Personal information
- Full name: Bruce Pollard
- Born: 9 January 1945 (age 81) Sydney, New South Wales, Australia

Playing information
- Position: Five-eighth
Club
| Years | Team | Pld | T | G | FG | P |
| 1963–67 | St George Dragons | 67 | 24 | 0 | 0 | 72 |
- Source:

= Bruce Pollard =

Australian rugby league footballer

Bruce Pollard (born 1945) is an Australian former rugby league footballer who played in the 1960s, and a dual premiership winner with St. George.

==Career==
Pollard played his junior football for Renown United JRLFC. He went on to play five first grade seasons with St.
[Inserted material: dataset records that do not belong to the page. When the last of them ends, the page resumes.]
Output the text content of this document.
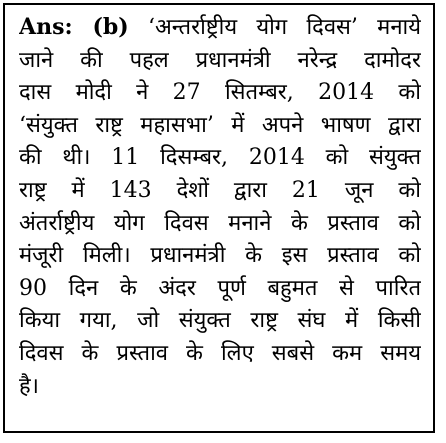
Ans: (b) ‘अन्तर्राष्ट्रीय योग दिवस’ मनाये
जाने की पहल प्रधानमंत्री नरेन्द्र दामोदर
दास मोदी ने 27 सितम्बर, 2014 को
‘संयुक्त राष्ट्र महासभा’ में अपने भाषण द्वारा
की थी। 11 दिसम्बर, 2014 को संयुक्त
राष्ट्र में 143 देशों द्वारा 21 जून को
अंतर्राष्ट्रीय योग दिवस मनाने के प्रस्ताव को
मंजूरी मिली। प्रधानमंत्री के इस प्रस्ताव को
90 दिन के अंदर पूर्ण बहुमत से पारित
किया गया, जो संयुक्त राष्ट्र संघ में किसी
दिवस के प्रस्ताव के लिए सबसे कम समय
है।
George between 1963 and 1967.

He joined the first grade side after Brian Clay had broken his arm in 1963, and played in the 1963 Grand Final as an 18 year old.

Pollard went on to become a dual premiership player, winning the Grand Finals of 1963 and 1966. In 1966, he played as a centre, replacing the injured Reg Gasnier.

Pollard retired after the 1967 preliminary final when St. George were beaten 12–11 by Canterbury-Bankstown. This game finished the Dragons 11 straight premiership winning sequence by eliminating them from the 1967 Grand Final.